Figure 5. The combination of targeted therapy and CD47 blockade enhances antitumor responses in mouse tumor models.

(A) EGFR mutant NSCLC PC9 xenograft model using NSG mice. Tumors were grown to approximately 500 mm³ and then mice were treated with vehicle control, an anti-CD47 antibody (250 μg 3 times weekly), osimertinib (5 mg/kg 5 times weekly), or the combination of anti-CD47 and osimertinib. Data depict mean tumor volume ± SEM (left), growth curves from individual mice (middle), or change in tumor volume from baseline (right). Complete responses were observed in 4 of 10 mice (40%) in the combination cohort. Data represent n = 9–11 mice per cohort combined from 2 independent experiments. (B) EGFR mutant NSCLC xenograft model of MGH134-1 patient-derived cells engrafted into NSG mice and treated as in A. (C) ALK⁺ xenograft model of NCI-H3122 cells engrafted into NSG mice and treated with vehicle control, an anti-CD47 antibody (250 μg 3 times weekly), lorlatinib (6 mg/kg 5 times weekly), or the combination of anti-CD47 and lorlatinib. (D) KRAS^G12C mutant xenograft model of NCI-H358 cells engrafted into NSG mice and treated with vehicle control, an anti-CD47 antibody (250 μg 3 times weekly), sotorasib (100 mg/kg 5 times weekly), or the combination of anti-CD47 and sotorasib. (E) Syngeneic model of KRAS^G12C mutant lung cancer using wild-type 3LL ΔNRAS cells or a CD47-KO variant engrafted into C57BL/6 mice. The mice were treated with vehicle control or sotorasib (30 mg/kg 5 times weekly) starting day 7 after engraftment. Data represent mean ± SEM from n = 9–10 mice per cohort. *P < 0.05 by paired t test for the indicated comparisons. (B–D) Data represent change in tumor volume from baseline with mean ± SEM of n = 4 mice per cohort. (A–D) *P < 0.05, **P < 0.01, ***P < 0. 001 by unpaired t test for combination versus targeted therapy.

Figure 6. Targeted therapies induce cross-sensitization to anti-CD47 therapy and downregulate B2M and CD73.

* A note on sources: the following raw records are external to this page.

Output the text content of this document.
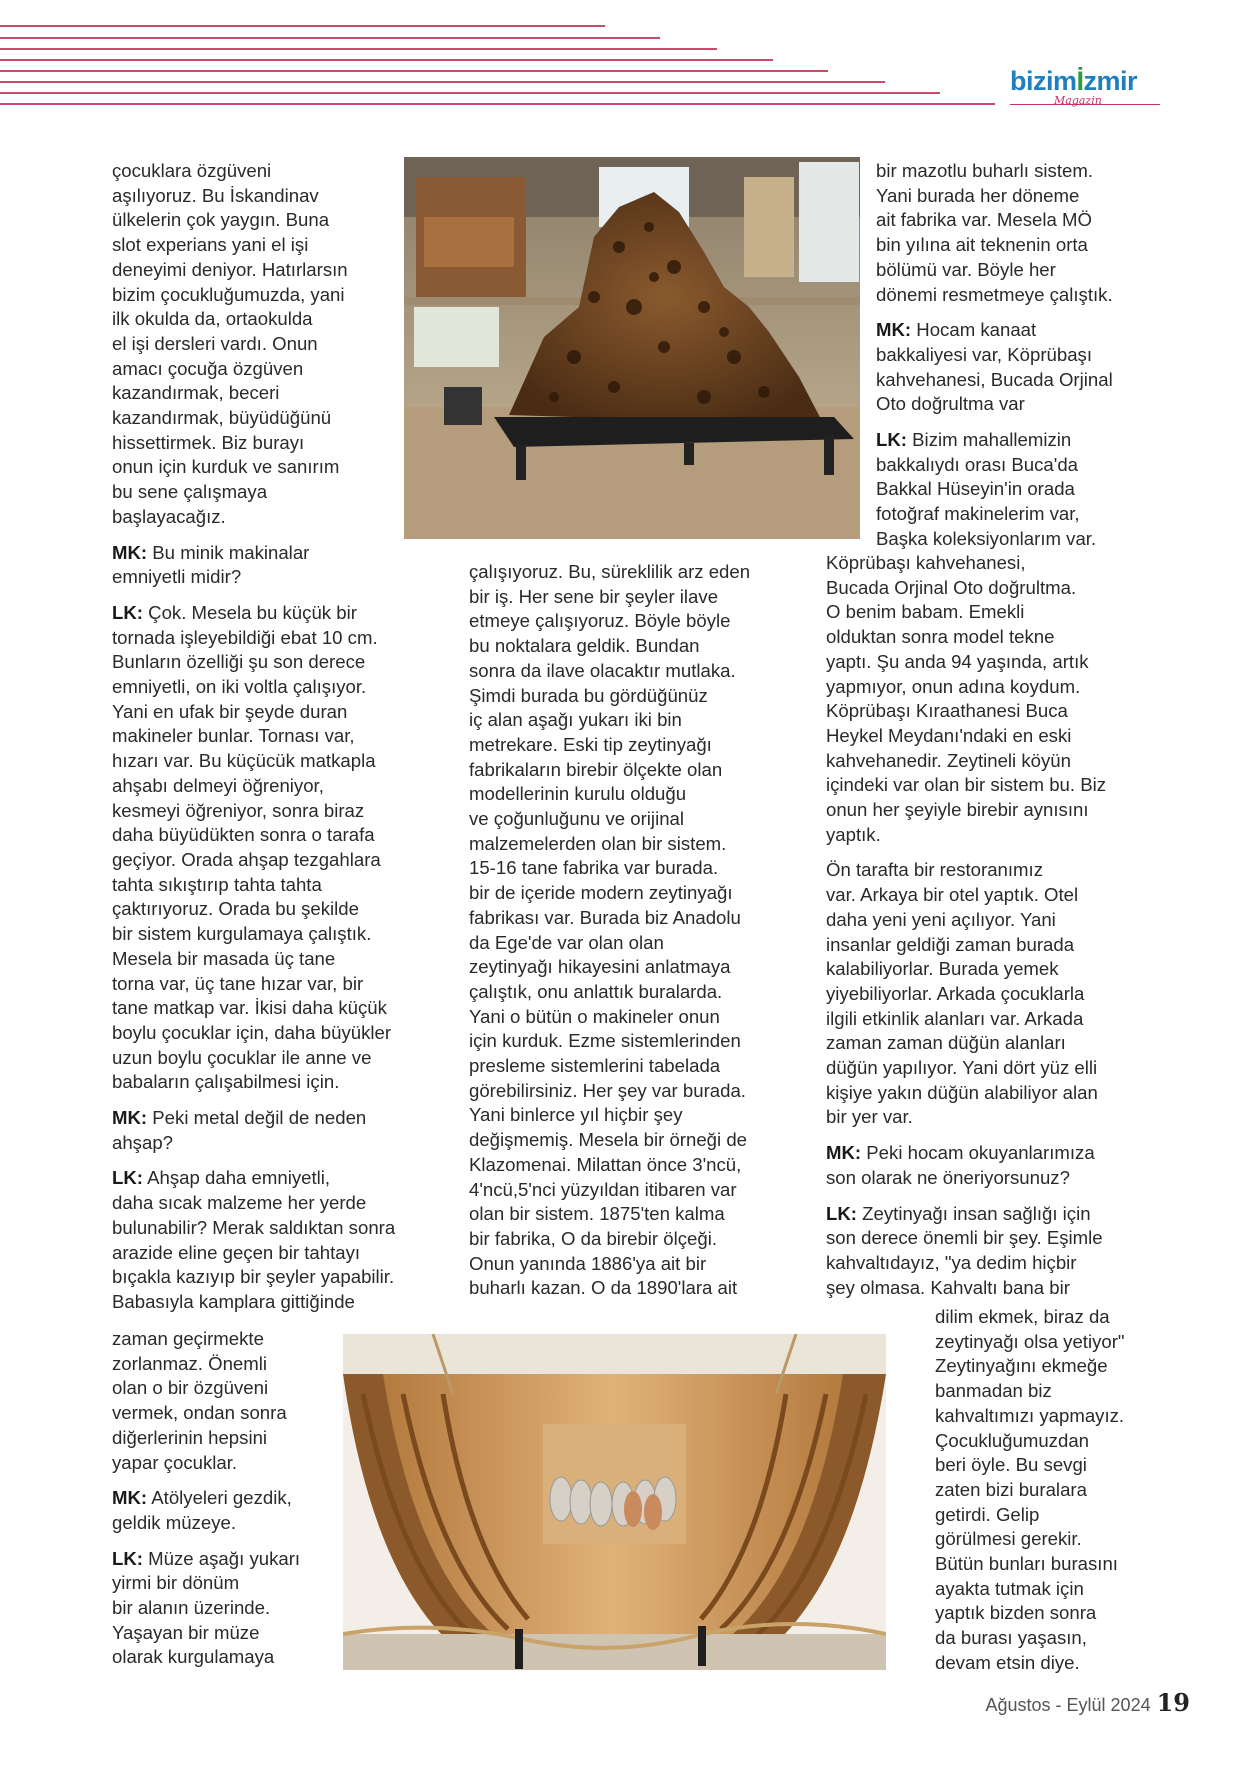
bizimİzmir
Magazin

çocuklara özgüveni
aşılıyoruz. Bu İskandinav
ülkelerin çok yaygın. Buna
slot experians yani el işi
deneyimi deniyor. Hatırlarsın
bizim çocukluğumuzda, yani
ilk okulda da, ortaokulda
el işi dersleri vardı. Onun
amacı çocuğa özgüven
kazandırmak, beceri
kazandırmak, büyüdüğünü
hissettirmek. Biz burayı
onun için kurduk ve sanırım
bu sene çalışmaya
başlayacağız.

MK: Bu minik makinalar
emniyetli midir?

LK: Çok. Mesela bu küçük bir
tornada işleyebildiği ebat 10 cm.
Bunların özelliği şu son derece
emniyetli, on iki voltla çalışıyor.
Yani en ufak bir şeyde duran
makineler bunlar. Tornası var,
hızarı var. Bu küçücük matkapla
ahşabı delmeyi öğreniyor,
kesmeyi öğreniyor, sonra biraz
daha büyüdükten sonra o tarafa
geçiyor. Orada ahşap tezgahlara
tahta sıkıştırıp tahta tahta
çaktırıyoruz. Orada bu şekilde
bir sistem kurgulamaya çalıştık.
Mesela bir masada üç tane
torna var, üç tane hızar var, bir
tane matkap var. İkisi daha küçük
boylu çocuklar için, daha büyükler
uzun boylu çocuklar ile anne ve
babaların çalışabilmesi için.

MK: Peki metal değil de neden
ahşap?

LK: Ahşap daha emniyetli,
daha sıcak malzeme her yerde
bulunabilir? Merak saldıktan sonra
arazide eline geçen bir tahtayı
bıçakla kazıyıp bir şeyler yapabilir.
Babasıyla kamplara gittiğinde

zaman geçirmekte
zorlanmaz. Önemli
olan o bir özgüveni
vermek, ondan sonra
diğerlerinin hepsini
yapar çocuklar.

MK: Atölyeleri gezdik,
geldik müzeye.

LK: Müze aşağı yukarı
yirmi bir dönüm
bir alanın üzerinde.
Yaşayan bir müze
olarak kurgulamaya

çalışıyoruz. Bu, süreklilik arz eden
bir iş. Her sene bir şeyler ilave
etmeye çalışıyoruz. Böyle böyle
bu noktalara geldik. Bundan
sonra da ilave olacaktır mutlaka.
Şimdi burada bu gördüğünüz
iç alan aşağı yukarı iki bin
metrekare. Eski tip zeytinyağı
fabrikaların birebir ölçekte olan
modellerinin kurulu olduğu
ve çoğunluğunu ve orijinal
malzemelerden olan bir sistem.
15-16 tane fabrika var burada.
bir de içeride modern zeytinyağı
fabrikası var. Burada biz Anadolu
da Ege'de var olan olan
zeytinyağı hikayesini anlatmaya
çalıştık, onu anlattık buralarda.
Yani o bütün o makineler onun
için kurduk. Ezme sistemlerinden
presleme sistemlerini tabelada
görebilirsiniz. Her şey var burada.
Yani binlerce yıl hiçbir şey
değişmemiş. Mesela bir örneği de
Klazomenai. Milattan önce 3'ncü,
4'ncü,5'nci yüzyıldan itibaren var
olan bir sistem. 1875'ten kalma
bir fabrika, O da birebir ölçeği.
Onun yanında 1886'ya ait bir
buharlı kazan. O da 1890'lara ait

bir mazotlu buharlı sistem.
Yani burada her döneme
ait fabrika var. Mesela MÖ
bin yılına ait teknenin orta
bölümü var. Böyle her
dönemi resmetmeye çalıştık.

MK: Hocam kanaat
bakkaliyesi var, Köprübaşı
kahvehanesi, Bucada Orjinal
Oto doğrultma var

LK: Bizim mahallemizin
bakkalıydı orası Buca'da
Bakkal Hüseyin'in orada
fotoğraf makinelerim var,
Başka koleksiyonlarım var.

Köprübaşı kahvehanesi,
Bucada Orjinal Oto doğrultma.
O benim babam. Emekli
olduktan sonra model tekne
yaptı. Şu anda 94 yaşında, artık
yapmıyor, onun adına koydum.
Köprübaşı Kıraathanesi Buca
Heykel Meydanı'ndaki en eski
kahvehanedir. Zeytineli köyün
içindeki var olan bir sistem bu. Biz
onun her şeyiyle birebir aynısını
yaptık.

Ön tarafta bir restoranımız
var. Arkaya bir otel yaptık. Otel
daha yeni yeni açılıyor. Yani
insanlar geldiği zaman burada
kalabiliyorlar. Burada yemek
yiyebiliyorlar. Arkada çocuklarla
ilgili etkinlik alanları var. Arkada
zaman zaman düğün alanları
düğün yapılıyor. Yani dört yüz elli
kişiye yakın düğün alabiliyor alan
bir yer var.

MK: Peki hocam okuyanlarımıza
son olarak ne öneriyorsunuz?

LK: Zeytinyağı insan sağlığı için
son derece önemli bir şey. Eşimle
kahvaltıdayız, "ya dedim hiçbir
şey olmasa. Kahvaltı bana bir

dilim ekmek, biraz da
zeytinyağı olsa yetiyor"
Zeytinyağını ekmeğe
banmadan biz
kahvaltımızı yapmayız.
Çocukluğumuzdan
beri öyle. Bu sevgi
zaten bizi buralara
getirdi. Gelip
görülmesi gerekir.
Bütün bunları burasını
ayakta tutmak için
yaptık bizden sonra
da burası yaşasın,
devam etsin diye.

Ağustos - Eylül 2024 19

(A) Generation of GFP⁺ cell lines that are resistant to targeted therapies. Cells were cultured with 1.0 μM of appropriate targeted therapy until resistant cells emerged and proliferated in culture. (B–D) Long-term coculture assays using GFP⁺ PC9 cells (B), GFP⁺ NCI-H3122 cells (C), or GFP⁺ NCI-H358 cells (D) that are resistant to the indicated targeted therapies. Anti-CD47 therapy significantly enhanced macrophage-mediated cytotoxicity of each resistant line relative to its naive parental counterpart. (E) Scatter plot showing results of comprehensive surface immunophenotyping of parental NCI-H358 cells versus a GFP⁺ sotorasib-resistant variant. Each dot represents the normalized mean fluorescence intensity (nMFI) of an individual surface antigen from a total of 354 specificities tested in 1 experiment. Antigens that exceed the 95% predicted interval on the parental line (red) or resistant line (blue) are indicated. (F) Treatment of parental NCI-H358 cells with the indicated targeted therapies causes downregulation of B2M (top) and CD73 (bottom) over time as measured by flow cytometry. ****P < 0.0001 for each drug treatment condition compared with time = 0 hours by 1-way ANOVA with Tukey’s multiple comparison test. (G) Evaluation of wild-type versus B2M KO lung cancer cell lines in long-term coculture assays with human macrophages. (H) Evaluation of wild-type versus CD73 KO PC9 cells in long-term coculture assays with human macrophages. (I) Treatment of PC9 cells with a CD73-blocking antibody alone or in combination with anti-CD47 in coculture assays with human macrophages. (B–D and G–I) Data represent experiments performed with n = 4–12 independent macrophage donors. Points represent individual cocultures, bars represent means at 6.5 days. *P < 0.05, **P < 0.001, ***P < 0.001, ****P < 0.0001 by 2-way ANOVA with Holm-Šidák multiple comparisons test; ^#GFP⁺ area was underrepresented due to high confluency and was not visually different by phase microscopy.